Он показал ей треснувшую фигурку ангелочка.
– Это ты меня прости! – зашептала в ответ Мари. – Я гадкая, и спасибо мне говорить не надо. Не я тебя спасла, а мальчики, которые мне приснились и ангелочка тебе принесли.
– Какие же тебе хорошие сны снятся! – рассмеялся Иван Степанович, ставя девочку на землю. – И что же это за такие были мальчики?
– Да вот они! – показала Мари на стоящих в стороне Тёму и Стёпку, за которыми маячил иноземец. Мари замахала ребятам, призывая их подойти поближе. Стёпка вопросительно посмотрел на Тёму. Тот, обычно не стеснявшийся быть на виду, неожиданно для себя оробел – на них, ласково улыбаясь, смотрел генерал, окружающие его офицеры, чиновники, все в парадных мундирах, с лентами, орденами и звёздами. Ребята не решались сдвинуться с места. Выручил иноземец. Влез между ними, взял обоих, как маленьких, за руки. И походкой свободной, даже слегка пританцовывая, подвёл их к генералу.
Генерал отдал мальчикам честь, церемонно, как взрослым, пожал им руки, каждого обнял и пригласил к себе на торжественный обед, как самых дорогих и почётных гостей, несомненно смелых и благородных…

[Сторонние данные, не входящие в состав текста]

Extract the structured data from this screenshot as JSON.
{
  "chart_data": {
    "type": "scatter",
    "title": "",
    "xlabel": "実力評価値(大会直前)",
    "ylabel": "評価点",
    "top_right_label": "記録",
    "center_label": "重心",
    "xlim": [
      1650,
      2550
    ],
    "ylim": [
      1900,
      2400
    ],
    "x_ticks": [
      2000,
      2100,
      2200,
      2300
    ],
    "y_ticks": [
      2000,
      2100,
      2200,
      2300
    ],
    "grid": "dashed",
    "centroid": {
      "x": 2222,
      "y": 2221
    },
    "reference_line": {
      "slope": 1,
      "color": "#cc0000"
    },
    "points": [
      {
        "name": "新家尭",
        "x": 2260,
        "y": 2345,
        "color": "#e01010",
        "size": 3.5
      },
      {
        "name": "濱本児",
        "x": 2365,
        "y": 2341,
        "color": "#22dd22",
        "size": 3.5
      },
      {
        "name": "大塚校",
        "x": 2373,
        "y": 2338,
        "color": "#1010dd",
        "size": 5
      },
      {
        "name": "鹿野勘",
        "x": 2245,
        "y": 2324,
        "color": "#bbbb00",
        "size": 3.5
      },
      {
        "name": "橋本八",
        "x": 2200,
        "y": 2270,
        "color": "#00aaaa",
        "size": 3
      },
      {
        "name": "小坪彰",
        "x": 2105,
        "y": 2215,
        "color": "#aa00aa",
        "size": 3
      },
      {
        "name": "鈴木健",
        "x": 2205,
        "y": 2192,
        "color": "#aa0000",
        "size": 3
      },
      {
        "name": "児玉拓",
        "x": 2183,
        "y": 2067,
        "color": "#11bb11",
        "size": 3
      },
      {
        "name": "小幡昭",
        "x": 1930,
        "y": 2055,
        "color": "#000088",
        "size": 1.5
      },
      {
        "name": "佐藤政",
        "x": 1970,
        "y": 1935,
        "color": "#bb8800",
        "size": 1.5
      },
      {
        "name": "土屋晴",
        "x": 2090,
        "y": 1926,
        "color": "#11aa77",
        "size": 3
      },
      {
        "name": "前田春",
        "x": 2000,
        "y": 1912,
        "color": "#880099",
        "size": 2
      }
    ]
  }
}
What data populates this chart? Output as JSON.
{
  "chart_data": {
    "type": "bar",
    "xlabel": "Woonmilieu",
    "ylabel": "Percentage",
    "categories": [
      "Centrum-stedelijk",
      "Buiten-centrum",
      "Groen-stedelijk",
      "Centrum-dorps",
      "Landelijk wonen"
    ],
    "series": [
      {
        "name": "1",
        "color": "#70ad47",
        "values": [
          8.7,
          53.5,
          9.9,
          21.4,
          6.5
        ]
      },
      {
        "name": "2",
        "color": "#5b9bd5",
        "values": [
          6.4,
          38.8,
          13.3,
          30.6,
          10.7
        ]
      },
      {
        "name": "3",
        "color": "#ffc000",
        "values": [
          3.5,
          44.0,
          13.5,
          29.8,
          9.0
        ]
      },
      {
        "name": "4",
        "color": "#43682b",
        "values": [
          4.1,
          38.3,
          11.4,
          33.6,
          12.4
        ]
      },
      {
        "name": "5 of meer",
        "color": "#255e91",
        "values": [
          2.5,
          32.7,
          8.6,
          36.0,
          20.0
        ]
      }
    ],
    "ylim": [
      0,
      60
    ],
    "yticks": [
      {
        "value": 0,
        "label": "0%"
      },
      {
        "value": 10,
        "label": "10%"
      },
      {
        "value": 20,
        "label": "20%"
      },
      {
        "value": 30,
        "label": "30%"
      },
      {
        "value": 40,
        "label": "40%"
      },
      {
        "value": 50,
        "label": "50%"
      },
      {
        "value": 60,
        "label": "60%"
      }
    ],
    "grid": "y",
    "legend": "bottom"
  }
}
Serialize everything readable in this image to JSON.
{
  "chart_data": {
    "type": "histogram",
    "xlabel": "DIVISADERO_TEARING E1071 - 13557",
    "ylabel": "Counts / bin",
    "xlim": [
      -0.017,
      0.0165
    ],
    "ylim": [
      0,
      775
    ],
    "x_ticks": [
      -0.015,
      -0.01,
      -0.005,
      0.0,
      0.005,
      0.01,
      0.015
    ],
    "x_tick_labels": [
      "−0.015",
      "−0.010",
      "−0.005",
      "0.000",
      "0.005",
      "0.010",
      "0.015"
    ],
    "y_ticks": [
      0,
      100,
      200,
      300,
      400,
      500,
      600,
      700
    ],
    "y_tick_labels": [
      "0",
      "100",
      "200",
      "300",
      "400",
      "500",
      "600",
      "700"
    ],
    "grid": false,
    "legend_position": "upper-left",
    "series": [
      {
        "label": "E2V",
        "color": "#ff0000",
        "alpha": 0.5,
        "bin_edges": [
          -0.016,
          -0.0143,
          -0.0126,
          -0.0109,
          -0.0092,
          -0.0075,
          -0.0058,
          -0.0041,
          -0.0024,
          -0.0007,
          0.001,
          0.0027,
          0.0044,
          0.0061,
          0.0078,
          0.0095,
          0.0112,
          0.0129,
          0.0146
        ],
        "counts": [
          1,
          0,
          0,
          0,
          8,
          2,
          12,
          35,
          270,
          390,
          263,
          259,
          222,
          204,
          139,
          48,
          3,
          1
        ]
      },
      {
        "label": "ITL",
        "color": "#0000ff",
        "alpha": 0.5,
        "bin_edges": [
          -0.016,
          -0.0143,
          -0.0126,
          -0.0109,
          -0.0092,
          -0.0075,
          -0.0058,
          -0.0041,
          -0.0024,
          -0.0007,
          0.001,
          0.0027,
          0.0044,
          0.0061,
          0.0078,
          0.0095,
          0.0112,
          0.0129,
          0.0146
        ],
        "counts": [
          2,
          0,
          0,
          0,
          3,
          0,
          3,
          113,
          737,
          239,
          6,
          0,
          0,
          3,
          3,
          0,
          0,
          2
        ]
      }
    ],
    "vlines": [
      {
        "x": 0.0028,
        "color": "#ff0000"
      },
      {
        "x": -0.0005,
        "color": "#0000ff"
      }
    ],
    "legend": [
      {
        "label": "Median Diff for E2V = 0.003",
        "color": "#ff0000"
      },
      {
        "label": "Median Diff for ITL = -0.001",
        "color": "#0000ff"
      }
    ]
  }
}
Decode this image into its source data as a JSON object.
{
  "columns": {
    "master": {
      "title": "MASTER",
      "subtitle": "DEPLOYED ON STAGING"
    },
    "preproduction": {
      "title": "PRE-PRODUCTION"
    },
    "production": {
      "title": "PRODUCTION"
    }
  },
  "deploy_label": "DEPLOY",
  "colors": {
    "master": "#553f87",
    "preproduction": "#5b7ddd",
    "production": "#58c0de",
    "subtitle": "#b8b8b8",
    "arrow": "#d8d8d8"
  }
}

– О да! – восторженно встрял иноземец, гулко ударяя себя в грудь. – Клянусь, я не имел в этом сомнений, как только их увидел! Я ведь, некоторым образом, тоже имел участие в вашем спасании. Если бы не я, этих юношей с их деревянным херувимом к вам бы не допустили. О, извините, – словно спохватившись, он снял шляпу и поклонился. – Я, увы, не представился. Граф Мовэ, путешественник, литератор и воздухоплаватель.
[13]
Глава одиннадцатая
В гостиной дома Ивана Степановича собрался небольшой, но изысканный кружок близких знакомых. Разговор шёл по-французски. Граф Мовэ, видимо, совершенно уже освоившийся в доме, был окружён букетом молодых дам, среди которых выделялась княгиня Белосельская-Белозерская – та, которая вытолкала Тёму и Стёпку из кареты. Княгине было лет двадцать – двадцать пять, она была хороша собой, а её живые блестящие глаза говорили, что человек она энергичный и своенравный.
В глубине дома раздавались детские крики и гулкие упругие удары, весь дом содрогался, на потолке прыгала люстра, но воспитанные гости делали вид, что не обращают внимания. В комнату влетел воробей, потом запрыгал по полу кожаный мяч размером с арбуз. Вслед за мячом и воробьём вбежала растрёпанная, раскрасневшаяся Мари. Схватила мяч, тормозя, заскользила по паркету. Поняв, что все замолчали и смотрят на неё, она, не выпуская мяч, округлила руки, сделала книксен и с прямой спиной, ступая с носка на пятку, двинулась к двери. Но после нескольких чинных шагов не выдержала, подпрыгнула и бегом выскочила за дверь. Следом вылетел воробей. Через мгновение сверху снова донеслись радостные крики и стук мяча. Княгиня, прислушиваясь, встала, с улыбкой шепнула что-то Ивану Степановичу и быстрым шагом вышла из комнаты.
Со второго этажа слышались смех, крики и громкий мальчишеский голос: «Белосельский-Белозерский обходит одного, второго, врывается в штрафную площадку… Удар! Белосельский-Белозерский забивает пятый гол!». Поднявшись по лестнице, княгиня остановилась, с интересом наблюдая за происходящим в коридоре второго этажа…
…Обнаружив в детской кожаный мячик, Тёма стал подбрасывать его ногой, перекидывал с подъёма на колено, ударял по нему головой. Поняв, что такого ни Стёпка, ни Мари никогда не видели, Тёма тут же щёлкнул пальцами, сказал «скарафаджо» и сочинил новую игру. Даже придумал ей название – «футбол» (по-английски «фут» – нога, а «бол» – мяч). Дети пришли в полный восторг, особенно Стёпка. Ему было приятно вдвойне – ещё раз увериться в талантах своего друга, да к тому же при свидетелях.